Big Mother…

Par Josée Pilotte

L’automne c’est aussi le retour en classe de la marmaille, des devoirs et des milliers de courriels envoyés par l’école, nous relatant les faits et gestes à la minute près de nos enfants. C’est la nouvelle maladie de notre époque. Les communications. Et pour communiquer, on communique!

À chaque début d’année scolaire, mon chum et moi tirons à pile ou face pour savoir qui d’entre nous, le chanceux(se), recevra la multitude de courriels concernant notre merveilleuse progéniture. Cette année, c’est tombé sur moi. Encore!

J’ai un ami professeur d’éducation physique à qui je disais que les communications étaient un peu trop excessives à mon goût. Il me faisait remarquer qu’il en était lui même victime mais à l’inverse. Il reçoit en moyenne une vingtaine de courriels par jour de parents, pour toutes sortes de demandes/ questionnements.

Non mais sérieux, voulez-vous bien me dire qu’est-ce qu’on a tant à dire ou à demander à un prof d’éduc?!

Personnellement, je trouve que c’est un brin «too much», cette nouvelle façon de tout communiquer. Je crois que cela complique la vie des professeurs sans parler de celle des parents. Malheureusement les profs n’ont plus de pouvoir sauf celui de tout communiquer aux parents soit chacune des foutues interven- tions qu’ils font auprès de nos enfants.
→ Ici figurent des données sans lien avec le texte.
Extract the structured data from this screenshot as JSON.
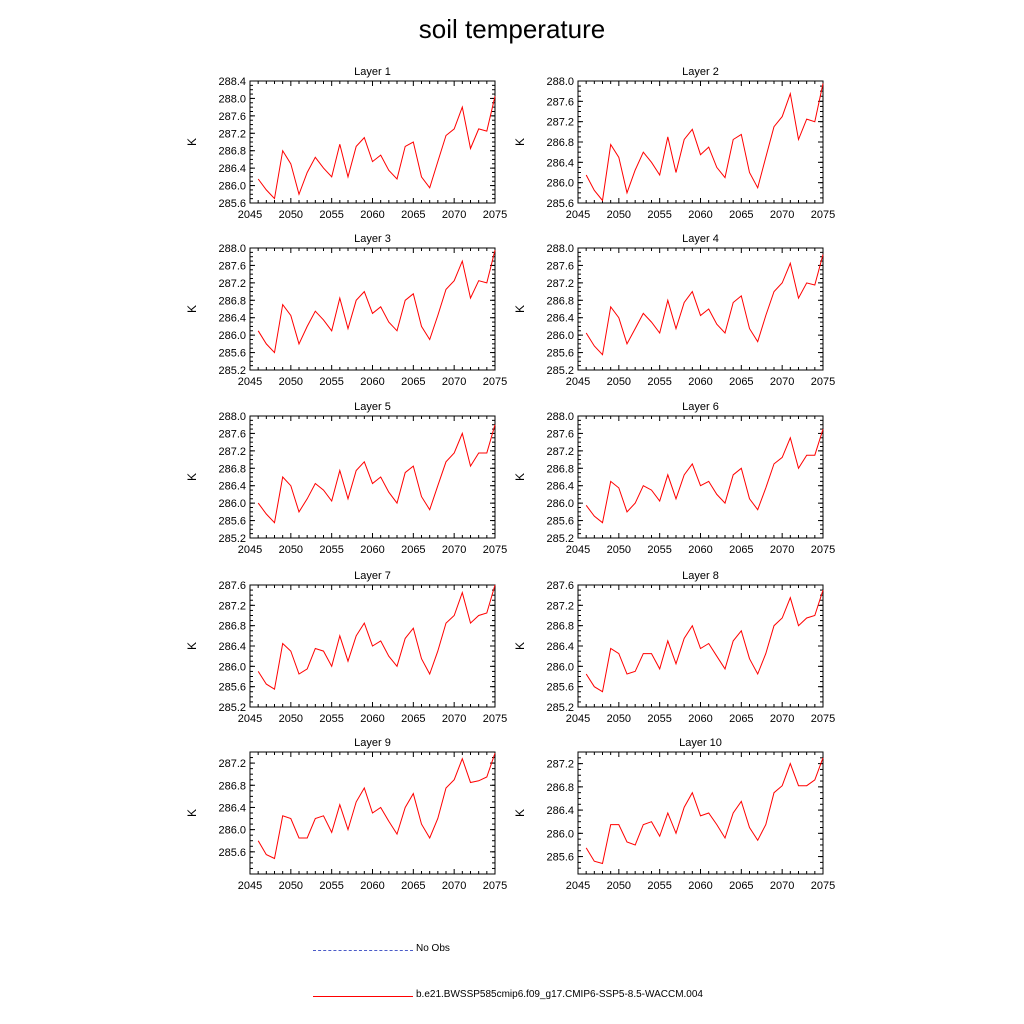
{
  "title": "soil temperature",
  "colors": {
    "model_line": "#ff0000",
    "obs_line": "#4a5bc8",
    "axis": "#000000"
  },
  "legend": {
    "obs_label": "No Obs",
    "model_label": "b.e21.BWSSP585cmip6.f09_g17.CMIP6-SSP5-8.5-WACCM.004"
  },
  "chart_data": [
    {
      "type": "line",
      "title": "Layer 1",
      "ylabel": "K",
      "xlim": [
        2045,
        2075
      ],
      "ylim": [
        285.6,
        288.4
      ],
      "xticks": [
        "2045",
        "2050",
        "2055",
        "2060",
        "2065",
        "2070",
        "2075"
      ],
      "yticks": [
        "285.6",
        "286.0",
        "286.4",
        "286.8",
        "287.2",
        "287.6",
        "288.0",
        "288.4"
      ],
      "x": [
        2046,
        2047,
        2048,
        2049,
        2050,
        2051,
        2052,
        2053,
        2054,
        2055,
        2056,
        2057,
        2058,
        2059,
        2060,
        2061,
        2062,
        2063,
        2064,
        2065,
        2066,
        2067,
        2068,
        2069,
        2070,
        2071,
        2072,
        2073,
        2074,
        2075
      ],
      "series": [
        {
          "values": [
            286.15,
            285.9,
            285.7,
            286.8,
            286.5,
            285.8,
            286.3,
            286.65,
            286.4,
            286.2,
            286.95,
            286.2,
            286.9,
            287.1,
            286.55,
            286.7,
            286.35,
            286.15,
            286.9,
            287.0,
            286.2,
            285.95,
            286.55,
            287.15,
            287.3,
            287.8,
            286.85,
            287.3,
            287.25,
            288.05
          ]
        }
      ]
    },
    {
      "type": "line",
      "title": "Layer 2",
      "ylabel": "K",
      "xlim": [
        2045,
        2075
      ],
      "ylim": [
        285.6,
        288.0
      ],
      "xticks": [
        "2045",
        "2050",
        "2055",
        "2060",
        "2065",
        "2070",
        "2075"
      ],
      "yticks": [
        "285.6",
        "286.0",
        "286.4",
        "286.8",
        "287.2",
        "287.6",
        "288.0"
      ],
      "x": [
        2046,
        2047,
        2048,
        2049,
        2050,
        2051,
        2052,
        2053,
        2054,
        2055,
        2056,
        2057,
        2058,
        2059,
        2060,
        2061,
        2062,
        2063,
        2064,
        2065,
        2066,
        2067,
        2068,
        2069,
        2070,
        2071,
        2072,
        2073,
        2074,
        2075
      ],
      "series": [
        {
          "values": [
            286.15,
            285.85,
            285.65,
            286.75,
            286.5,
            285.8,
            286.25,
            286.6,
            286.4,
            286.15,
            286.9,
            286.2,
            286.85,
            287.05,
            286.55,
            286.7,
            286.3,
            286.1,
            286.85,
            286.95,
            286.2,
            285.9,
            286.5,
            287.1,
            287.3,
            287.75,
            286.85,
            287.25,
            287.2,
            287.95
          ]
        }
      ]
    },
    {
      "type": "line",
      "title": "Layer 3",
      "ylabel": "K",
      "xlim": [
        2045,
        2075
      ],
      "ylim": [
        285.2,
        288.0
      ],
      "xticks": [
        "2045",
        "2050",
        "2055",
        "2060",
        "2065",
        "2070",
        "2075"
      ],
      "yticks": [
        "285.2",
        "285.6",
        "286.0",
        "286.4",
        "286.8",
        "287.2",
        "287.6",
        "288.0"
      ],
      "x": [
        2046,
        2047,
        2048,
        2049,
        2050,
        2051,
        2052,
        2053,
        2054,
        2055,
        2056,
        2057,
        2058,
        2059,
        2060,
        2061,
        2062,
        2063,
        2064,
        2065,
        2066,
        2067,
        2068,
        2069,
        2070,
        2071,
        2072,
        2073,
        2074,
        2075
      ],
      "series": [
        {
          "values": [
            286.1,
            285.8,
            285.6,
            286.7,
            286.45,
            285.8,
            286.2,
            286.55,
            286.35,
            286.1,
            286.85,
            286.15,
            286.8,
            287.0,
            286.5,
            286.65,
            286.3,
            286.1,
            286.8,
            286.95,
            286.2,
            285.9,
            286.45,
            287.05,
            287.25,
            287.7,
            286.85,
            287.25,
            287.2,
            287.95
          ]
        }
      ]
    },
    {
      "type": "line",
      "title": "Layer 4",
      "ylabel": "K",
      "xlim": [
        2045,
        2075
      ],
      "ylim": [
        285.2,
        288.0
      ],
      "xticks": [
        "2045",
        "2050",
        "2055",
        "2060",
        "2065",
        "2070",
        "2075"
      ],
      "yticks": [
        "285.2",
        "285.6",
        "286.0",
        "286.4",
        "286.8",
        "287.2",
        "287.6",
        "288.0"
      ],
      "x": [
        2046,
        2047,
        2048,
        2049,
        2050,
        2051,
        2052,
        2053,
        2054,
        2055,
        2056,
        2057,
        2058,
        2059,
        2060,
        2061,
        2062,
        2063,
        2064,
        2065,
        2066,
        2067,
        2068,
        2069,
        2070,
        2071,
        2072,
        2073,
        2074,
        2075
      ],
      "series": [
        {
          "values": [
            286.05,
            285.75,
            285.55,
            286.65,
            286.4,
            285.8,
            286.15,
            286.5,
            286.3,
            286.05,
            286.8,
            286.15,
            286.75,
            287.0,
            286.45,
            286.6,
            286.25,
            286.05,
            286.75,
            286.9,
            286.15,
            285.85,
            286.45,
            287.0,
            287.2,
            287.65,
            286.85,
            287.2,
            287.15,
            287.85
          ]
        }
      ]
    },
    {
      "type": "line",
      "title": "Layer 5",
      "ylabel": "K",
      "xlim": [
        2045,
        2075
      ],
      "ylim": [
        285.2,
        288.0
      ],
      "xticks": [
        "2045",
        "2050",
        "2055",
        "2060",
        "2065",
        "2070",
        "2075"
      ],
      "yticks": [
        "285.2",
        "285.6",
        "286.0",
        "286.4",
        "286.8",
        "287.2",
        "287.6",
        "288.0"
      ],
      "x": [
        2046,
        2047,
        2048,
        2049,
        2050,
        2051,
        2052,
        2053,
        2054,
        2055,
        2056,
        2057,
        2058,
        2059,
        2060,
        2061,
        2062,
        2063,
        2064,
        2065,
        2066,
        2067,
        2068,
        2069,
        2070,
        2071,
        2072,
        2073,
        2074,
        2075
      ],
      "series": [
        {
          "values": [
            286.0,
            285.75,
            285.55,
            286.6,
            286.4,
            285.8,
            286.1,
            286.45,
            286.3,
            286.05,
            286.75,
            286.1,
            286.75,
            286.95,
            286.45,
            286.6,
            286.25,
            286.0,
            286.7,
            286.85,
            286.15,
            285.85,
            286.4,
            286.95,
            287.15,
            287.6,
            286.85,
            287.15,
            287.15,
            287.8
          ]
        }
      ]
    },
    {
      "type": "line",
      "title": "Layer 6",
      "ylabel": "K",
      "xlim": [
        2045,
        2075
      ],
      "ylim": [
        285.2,
        288.0
      ],
      "xticks": [
        "2045",
        "2050",
        "2055",
        "2060",
        "2065",
        "2070",
        "2075"
      ],
      "yticks": [
        "285.2",
        "285.6",
        "286.0",
        "286.4",
        "286.8",
        "287.2",
        "287.6",
        "288.0"
      ],
      "x": [
        2046,
        2047,
        2048,
        2049,
        2050,
        2051,
        2052,
        2053,
        2054,
        2055,
        2056,
        2057,
        2058,
        2059,
        2060,
        2061,
        2062,
        2063,
        2064,
        2065,
        2066,
        2067,
        2068,
        2069,
        2070,
        2071,
        2072,
        2073,
        2074,
        2075
      ],
      "series": [
        {
          "values": [
            285.95,
            285.7,
            285.55,
            286.5,
            286.35,
            285.8,
            286.0,
            286.4,
            286.3,
            286.05,
            286.65,
            286.1,
            286.65,
            286.9,
            286.4,
            286.5,
            286.2,
            286.0,
            286.65,
            286.8,
            286.1,
            285.85,
            286.35,
            286.9,
            287.05,
            287.5,
            286.8,
            287.1,
            287.1,
            287.7
          ]
        }
      ]
    },
    {
      "type": "line",
      "title": "Layer 7",
      "ylabel": "K",
      "xlim": [
        2045,
        2075
      ],
      "ylim": [
        285.2,
        287.6
      ],
      "xticks": [
        "2045",
        "2050",
        "2055",
        "2060",
        "2065",
        "2070",
        "2075"
      ],
      "yticks": [
        "285.2",
        "285.6",
        "286.0",
        "286.4",
        "286.8",
        "287.2",
        "287.6"
      ],
      "x": [
        2046,
        2047,
        2048,
        2049,
        2050,
        2051,
        2052,
        2053,
        2054,
        2055,
        2056,
        2057,
        2058,
        2059,
        2060,
        2061,
        2062,
        2063,
        2064,
        2065,
        2066,
        2067,
        2068,
        2069,
        2070,
        2071,
        2072,
        2073,
        2074,
        2075
      ],
      "series": [
        {
          "values": [
            285.9,
            285.65,
            285.55,
            286.45,
            286.3,
            285.85,
            285.95,
            286.35,
            286.3,
            286.0,
            286.6,
            286.1,
            286.6,
            286.85,
            286.4,
            286.5,
            286.2,
            286.0,
            286.55,
            286.75,
            286.15,
            285.85,
            286.3,
            286.85,
            287.0,
            287.45,
            286.85,
            287.0,
            287.05,
            287.6
          ]
        }
      ]
    },
    {
      "type": "line",
      "title": "Layer 8",
      "ylabel": "K",
      "xlim": [
        2045,
        2075
      ],
      "ylim": [
        285.2,
        287.6
      ],
      "xticks": [
        "2045",
        "2050",
        "2055",
        "2060",
        "2065",
        "2070",
        "2075"
      ],
      "yticks": [
        "285.2",
        "285.6",
        "286.0",
        "286.4",
        "286.8",
        "287.2",
        "287.6"
      ],
      "x": [
        2046,
        2047,
        2048,
        2049,
        2050,
        2051,
        2052,
        2053,
        2054,
        2055,
        2056,
        2057,
        2058,
        2059,
        2060,
        2061,
        2062,
        2063,
        2064,
        2065,
        2066,
        2067,
        2068,
        2069,
        2070,
        2071,
        2072,
        2073,
        2074,
        2075
      ],
      "series": [
        {
          "values": [
            285.85,
            285.6,
            285.5,
            286.35,
            286.25,
            285.85,
            285.9,
            286.25,
            286.25,
            285.95,
            286.5,
            286.05,
            286.55,
            286.8,
            286.35,
            286.45,
            286.2,
            285.95,
            286.5,
            286.7,
            286.15,
            285.85,
            286.25,
            286.8,
            286.95,
            287.35,
            286.8,
            286.95,
            287.0,
            287.5
          ]
        }
      ]
    },
    {
      "type": "line",
      "title": "Layer 9",
      "ylabel": "K",
      "xlim": [
        2045,
        2075
      ],
      "ylim": [
        285.2,
        287.4
      ],
      "xticks": [
        "2045",
        "2050",
        "2055",
        "2060",
        "2065",
        "2070",
        "2075"
      ],
      "yticks": [
        "285.6",
        "286.0",
        "286.4",
        "286.8",
        "287.2"
      ],
      "x": [
        2046,
        2047,
        2048,
        2049,
        2050,
        2051,
        2052,
        2053,
        2054,
        2055,
        2056,
        2057,
        2058,
        2059,
        2060,
        2061,
        2062,
        2063,
        2064,
        2065,
        2066,
        2067,
        2068,
        2069,
        2070,
        2071,
        2072,
        2073,
        2074,
        2075
      ],
      "series": [
        {
          "values": [
            285.8,
            285.55,
            285.48,
            286.25,
            286.2,
            285.85,
            285.85,
            286.2,
            286.25,
            285.95,
            286.45,
            286.0,
            286.5,
            286.75,
            286.3,
            286.4,
            286.15,
            285.92,
            286.4,
            286.65,
            286.1,
            285.85,
            286.2,
            286.75,
            286.9,
            287.28,
            286.85,
            286.88,
            286.95,
            287.38
          ]
        }
      ]
    },
    {
      "type": "line",
      "title": "Layer 10",
      "ylabel": "K",
      "xlim": [
        2045,
        2075
      ],
      "ylim": [
        285.3,
        287.4
      ],
      "xticks": [
        "2045",
        "2050",
        "2055",
        "2060",
        "2065",
        "2070",
        "2075"
      ],
      "yticks": [
        "285.6",
        "286.0",
        "286.4",
        "286.8",
        "287.2"
      ],
      "x": [
        2046,
        2047,
        2048,
        2049,
        2050,
        2051,
        2052,
        2053,
        2054,
        2055,
        2056,
        2057,
        2058,
        2059,
        2060,
        2061,
        2062,
        2063,
        2064,
        2065,
        2066,
        2067,
        2068,
        2069,
        2070,
        2071,
        2072,
        2073,
        2074,
        2075
      ],
      "series": [
        {
          "values": [
            285.75,
            285.52,
            285.48,
            286.15,
            286.15,
            285.85,
            285.8,
            286.15,
            286.2,
            285.95,
            286.35,
            286.0,
            286.45,
            286.7,
            286.3,
            286.35,
            286.15,
            285.92,
            286.35,
            286.55,
            286.1,
            285.88,
            286.15,
            286.7,
            286.82,
            287.2,
            286.82,
            286.82,
            286.92,
            287.3
          ]
        }
      ]
    }
  ]
}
Et comme parent on a développé un comportement excessif de super performance- enfant-parfait… «bravo mon p’tit Lou, aujourd’hui tu n’as pas eu de note au portail!», et à l’inverse… «bon, qu’est-ce que tu as fait (ou pas fait) encooooore aujourd’hui?!» Bref: On communique tout en mettant un peu plus de pression sur nos enfants.

Avant, nos parents ne savaient pas ce qui se passait à l’école, à moins de trucs graves. Ma mère était loin de savoir si j’avais oublié un manuel scolaire, mon linge d’éducation physique, où si je mâchais de la gomme en classe. Qu’est-ce que ça change au fond, voulez-vous bien me le dire?!

Et c’est sans parler des devoirs qui sont devenus un vrai cauchemar pour les

parents. Jamais ma mère ne s’est assise avec moi pour faire mes devoirs. Superviser, oui, mais cela s’arrêtait là. Les conséquences, on les vivait à l’école ou dans le bureau du directeur, un point c’est tout.

Aujourd’hui en bons-parents-impliqués à faire de nos enfants des supers-performants on devient complètement fous à faire les devoirs de nos enfants. Je soupçonne même plusieurs d’entre nous d’avoir refait une partie de leur 6e année.

Est-ce l’obsession de la réussite de notre progéniture qui nous pousse à être des «control freak»?

Est-ce le système éducatif, l’école, qui demande aux parents de tenir un rôle central dans la réussite scolaire de leurs enfants?

À trop vouloir les encadrer n’a-t-on pas engendré un monstre? Et je ne parle pas de l’enfant Roi, ce monstre d’égocentrisme, mais bien du système qu’on a mis en place et qui avec les nouvelles technologies est devenu un «Big Brother», cet être virtuel omniprésent?

Je me souviens d’avoir été soulevée par le lobe d’oreille jusqu’au bureau du directeur. Je me souviens aussi de m’être fait «squizzer» un bras, d’avoir vu des craies voler bord-

en-bord de la classe, envoyées par le prof pour nous ramener à l’ordre. Ce n’est certes pas digne comme méthode, je l’avoue. Mais ce qui se passait à l’école restait à l’école. Aujourd’hui on traîne l’école dans sa poche tout le temps et à tout moment. Le kid ne se fait plus juste écoeurer dans la cour d’école, mais il se fait écoeurer sur sa page Facebook. Et nous comme parents on est constamment sollicités et mis au courant du moindre pet de travers de notre descendance.

Autre temps, autre mœurs me direz-vous.

N’empêche qu’autrefois notre «Big Brother» à nous c’était le p’tit bon dieu – employé à outrance par nos parents, le «surmoi» de Freud – qui nous suivait partout où on allait. Okay, j’avoue qu’on l’a souvent défié. Mais il n’en reste pas moins qu’il y avait une forme d’insouciance et de liberté associé à tout ça. Dans notre temps, l’école s’arrêtait quand on jetait notre sac d’école par terre quand on arrivait à la maison. Y’avait une seule question et qui faisait à tout le monde: «Ta journée c’est bien passée mon Lou?»

L’ère des communications, des nouvelles technologies devaient nous simplifier la vie… Ne nous l’a-t-elle pas rendue plus complexe au contraire?